(画像提供=BUSINESS NOMAD JOURNAL)
ビジネスの現場で当たり前のように使われている言い回しや、仕事上の習慣があります。
上司や先輩から教えてもらったり、見て学んだりした「常識」。ビジネスパーソンとして、至極自然だと思っている表現、行動でも、実は違和感を覚えられているかもしれません。新入社員や転職者だけではなく、特に同時に複数企業で働くビジネスノマドにとっては、多様な職場で同時に働くために、「常識」について考え直す機会が多いと思います。
そんな「疑問符のつくビジネスマナー」について考えてみました。
「了解しました」という表現は?
上司や取引先とのビジネスメールや電話などで、「了解しました」「了解いたしました」という返答している人は多いようです。「いたしましたという表現なら、敬語として問題ない」という見方もありますが、「了解」というのは本来、「相手の考えや事情を分かった上で、それを認める」という意味があります。
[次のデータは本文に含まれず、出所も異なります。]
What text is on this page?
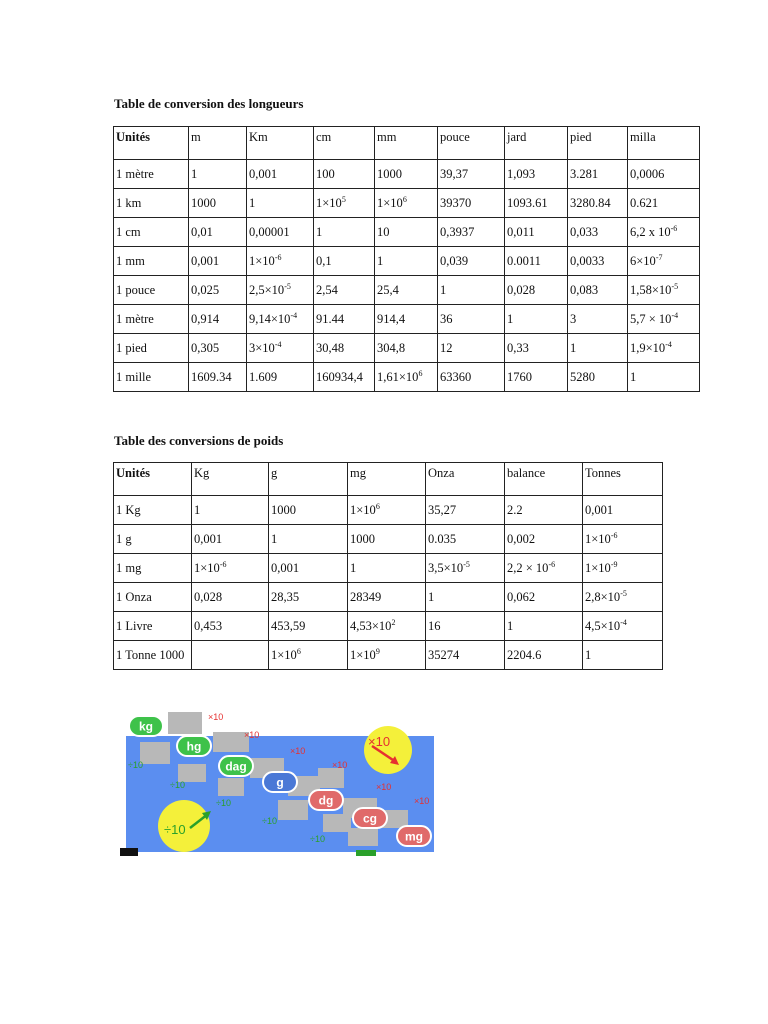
Table de conversion des longueurs
Unités	m	Km	cm	mm	pouce	jard	pied	milla
1 mètre	1	0,001	100	1000	39,37	1,093	3.281	0,0006
1 km	1000	1	$1\times 10^5$	$1\times 10^6$	39370	1093.61	3280.84	0.621
1 cm	0,01	0,00001	1	10	0,3937	0,011	0,033	6,2 x $10^{-6}$
1 mm	0,001	$1\times 10^{-6}$	0,1	1	0,039	0.0011	0,0033	$6\times 10^{-7}$
1 pouce	0,025	$2,5\times 10^{-5}$	2,54	25,4	1	0,028	0,083	$1,58\times 10^{-5}$
1 mètre	0,914	$9,14\times 10^{-4}$	91.44	914,4	36	1	3	$5,7 \times 10^{-4}$
1 pied	0,305	$3\times 10^{-4}$	30,48	304,8	12	0,33	1	$1,9\times 10^{-4}$
1 mille	1609.34	1.609	160934,4	$1,61\times 10^6$	63360	1760	5280	1
Table des conversions de poids
Unités	Kg	g	mg	Onza	balance	Tonnes
1 Kg	1	1000	$1\times 10^6$	35,27	2.2	0,001
1 g	0,001	1	1000	0.035	0,002	$1\times 10^{-6}$
1 mg	$1\times 10^{-6}$	0,001	1	$3,5\times 10^{-5}$	$2,2 \times 10^{-6}$	$1\times 10^{-9}$
1 Onza	0,028	28,35	28349	1	0,062	$2,8\times 10^{-5}$
1 Livre	0,453	453,59	$4,53\times 10^2$	16	1	$4,5\times 10^{-4}$
1 Tonne 1000		$1\times 10^6$	$1\times 10^9$	35274	2204.6	1
kg
hg
dag
g
dg
cg
mg
×10
×10
×10
×10
×10
×10
÷10
÷10
÷10
÷10
÷10
×10
÷10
目上の相手に使うのは不適切なのでしょうか。
『仕事の基本 正しいビジネスメールの書き方』(日本能率マネジメントセンター)などマナー関係の著書を多く持つマナーコンサルタントの西出ひろ子さんは、「了解という言葉は自分の立ち位置を考えて使うことが大切。目上の人や取引先に対しては使わないほうが無難な言葉です」という意見。
西出さんは、ビジネスマナー研修や企業コンサルティングも手がけるといい、「部下や取引相手からの『了解』という言葉に違和感を覚えている人は少なくありません」と話す。「おかしいよ」とたしなめられることはなくても、気分を害しているかもしれません。
代わりに使う言葉としては、「かしこまりました」が最適で、「承知いたしました」でもOKとのことです。
LINEで「仕事を休みます」は?
2015年7月現在、国内登録者数は5800万人。仕事で使われることの多くなってきたLINEですが、急に仕事を休まなければいけなくなった時の連絡をLINE(またはメール)で済ませるというのはアリでしょうか?
否定的な意見が多い一方、「LINEやメールでの業務連絡は時代の流れ」「相手が通勤中の場合もあるから電話よりメールやLINEの方がスムーズ」という声もあります。
西出さんは「その会社や上司・同僚とのルール(規則)に従うことが大切」といいます。
ただし、休むときの連絡の仕方にルール(規則)のない会社の場合は、相手によって受け取り方が異なるので、たとえば、最初はLINEやメールで連絡をしたとしても、「後ほど、あらためてお電話を致します」とひと言添えて、最終的には電話で伝えることを薦めています。感情的なトラブル回避にもなります。
電話は面倒と思うかもしれませんが、そのひと手間が自分を守ることにもなるとのこと。
またLINEやメールのような"一方的な"コミュニケーションの手段では、相手に確認の返信をする手間を強いることにもなりますし、連絡に気付かかれず、下手をすれば欠勤扱いになるなど、トラブルの元になることもあるといいます。
「ビジネスに限らず、マナーというのは"トラブルのない社会"にするために存在しているんです」と西出さん。「相手の立場に立つのがマナーの基本。相手によってモノの受け取り方は違ってくるわけですから、相手がどういう受け止め方をするのかを想像する力があれば、自然とその環境に応じて臨機応変にマナーのあり方は決まってきます」と力説します。
自分はLINEやメールで伝えても大丈夫と思っていても、それは自分だけの考えで。受け取った相手がどう思うか、相手の立場に立って考えれば自然と答えは決まるはずです。